Até então, uma concepção com esse viés não havia sido inteiramente manifesta no STF. A decisão, porém, caso se confirme, não encerra em absoluto a questão das OS. É muita ampla e genérica, e deixa margens que permitirá se questionar aspectos específicos presentes em leis e atos administrativos de inserção das OS nos serviços públicos.
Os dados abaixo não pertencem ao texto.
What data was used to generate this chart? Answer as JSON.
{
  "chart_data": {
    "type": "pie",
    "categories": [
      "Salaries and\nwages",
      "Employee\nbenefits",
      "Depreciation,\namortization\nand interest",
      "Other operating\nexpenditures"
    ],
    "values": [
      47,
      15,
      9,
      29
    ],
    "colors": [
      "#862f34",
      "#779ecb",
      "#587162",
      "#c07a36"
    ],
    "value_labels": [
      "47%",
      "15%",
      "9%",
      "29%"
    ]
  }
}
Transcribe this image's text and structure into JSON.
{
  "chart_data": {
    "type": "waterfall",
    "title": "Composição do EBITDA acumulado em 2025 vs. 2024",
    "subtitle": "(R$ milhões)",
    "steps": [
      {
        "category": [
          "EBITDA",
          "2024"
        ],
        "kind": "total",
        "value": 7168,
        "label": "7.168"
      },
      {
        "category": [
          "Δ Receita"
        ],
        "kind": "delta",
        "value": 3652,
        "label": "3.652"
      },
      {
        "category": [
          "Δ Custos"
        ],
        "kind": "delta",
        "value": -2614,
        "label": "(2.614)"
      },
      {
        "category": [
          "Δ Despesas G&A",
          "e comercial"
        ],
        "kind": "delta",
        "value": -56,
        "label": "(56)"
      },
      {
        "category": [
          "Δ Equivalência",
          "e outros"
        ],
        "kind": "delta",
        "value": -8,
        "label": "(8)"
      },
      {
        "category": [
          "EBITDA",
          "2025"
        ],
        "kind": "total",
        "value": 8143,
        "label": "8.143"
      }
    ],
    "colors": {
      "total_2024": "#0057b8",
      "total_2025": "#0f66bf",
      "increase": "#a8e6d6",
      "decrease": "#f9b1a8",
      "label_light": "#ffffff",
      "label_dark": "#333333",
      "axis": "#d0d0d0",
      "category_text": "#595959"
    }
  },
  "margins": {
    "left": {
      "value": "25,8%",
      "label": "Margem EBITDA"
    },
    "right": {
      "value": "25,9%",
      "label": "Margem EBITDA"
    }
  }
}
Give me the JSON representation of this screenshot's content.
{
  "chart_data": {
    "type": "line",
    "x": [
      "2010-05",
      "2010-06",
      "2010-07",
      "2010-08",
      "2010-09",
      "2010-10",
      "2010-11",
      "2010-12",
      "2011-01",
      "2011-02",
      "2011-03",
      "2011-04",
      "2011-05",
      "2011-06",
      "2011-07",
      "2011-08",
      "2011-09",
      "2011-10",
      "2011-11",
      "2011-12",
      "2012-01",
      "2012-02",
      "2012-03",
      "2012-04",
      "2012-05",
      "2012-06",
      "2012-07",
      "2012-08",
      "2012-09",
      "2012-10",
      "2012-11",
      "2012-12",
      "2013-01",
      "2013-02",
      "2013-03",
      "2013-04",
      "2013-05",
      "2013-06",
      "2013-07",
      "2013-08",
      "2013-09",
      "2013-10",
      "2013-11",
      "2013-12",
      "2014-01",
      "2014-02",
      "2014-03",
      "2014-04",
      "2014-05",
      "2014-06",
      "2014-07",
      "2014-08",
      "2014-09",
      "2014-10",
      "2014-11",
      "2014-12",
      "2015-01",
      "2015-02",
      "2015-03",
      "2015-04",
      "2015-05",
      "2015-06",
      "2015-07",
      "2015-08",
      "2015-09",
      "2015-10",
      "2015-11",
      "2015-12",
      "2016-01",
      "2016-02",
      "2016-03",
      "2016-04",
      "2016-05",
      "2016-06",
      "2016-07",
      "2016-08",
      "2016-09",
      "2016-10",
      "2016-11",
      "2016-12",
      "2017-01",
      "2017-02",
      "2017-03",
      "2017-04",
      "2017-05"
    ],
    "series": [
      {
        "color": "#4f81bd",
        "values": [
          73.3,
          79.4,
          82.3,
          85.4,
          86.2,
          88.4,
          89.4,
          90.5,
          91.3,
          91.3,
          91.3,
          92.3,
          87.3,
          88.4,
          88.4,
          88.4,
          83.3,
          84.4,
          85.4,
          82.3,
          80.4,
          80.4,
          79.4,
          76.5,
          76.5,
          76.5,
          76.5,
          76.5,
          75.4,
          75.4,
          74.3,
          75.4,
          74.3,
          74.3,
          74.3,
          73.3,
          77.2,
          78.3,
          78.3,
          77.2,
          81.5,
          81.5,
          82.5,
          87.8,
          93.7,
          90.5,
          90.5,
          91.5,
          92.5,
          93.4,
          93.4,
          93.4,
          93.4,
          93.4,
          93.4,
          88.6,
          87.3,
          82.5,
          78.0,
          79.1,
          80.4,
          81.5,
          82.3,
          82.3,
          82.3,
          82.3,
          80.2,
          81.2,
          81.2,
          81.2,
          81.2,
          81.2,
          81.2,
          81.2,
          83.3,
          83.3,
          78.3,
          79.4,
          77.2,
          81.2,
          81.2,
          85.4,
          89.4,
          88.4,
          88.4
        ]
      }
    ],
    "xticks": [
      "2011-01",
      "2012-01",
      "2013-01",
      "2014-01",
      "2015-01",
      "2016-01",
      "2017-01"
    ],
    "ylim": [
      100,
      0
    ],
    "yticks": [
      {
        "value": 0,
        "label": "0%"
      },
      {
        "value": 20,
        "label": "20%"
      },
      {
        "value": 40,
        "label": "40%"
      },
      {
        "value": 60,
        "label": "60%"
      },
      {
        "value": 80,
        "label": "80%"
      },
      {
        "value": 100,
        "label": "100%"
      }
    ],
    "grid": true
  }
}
Do ponto de vista imediato, dois aspectos parecem mais importantes: a exclusão da saúde e educação da área de abrangência dos contratos de gestão, por corresponderem a direitos fundamentais expressamente declarados pela Constituição Federal; e a observância da licitação, o que asseguraria um procedimento realmente mais objetivo, além de definir claramente o lugar das OS, entidades da sociedade civil, cujos interesses privados pouco ou nada têm em comum com o Poder Público, terceiros em relação ao Estado. A exigência de um processo administrativo prévio, como sugerido pelo Relator, no qual a Administração comprove nexo de necessidade, e não de mera conveniência, para a adoção do regime privado de gestão é também interessante, e não se contrapõe à observância de licitação.

Lembramos por fim, os exatos termos do parágrafo único, do artigo 2º da Lei 8.666/93, lei de licitações: “Para fins desta lei, considera-se contrato todo e qualquer ajuste entre órgão ou entidade da Administração Pública e particulares, em que haja um acordo de vontade para a formação de vínculo e a estipulação de obrigações recíprocas, seja qual for a denominação utilizada”.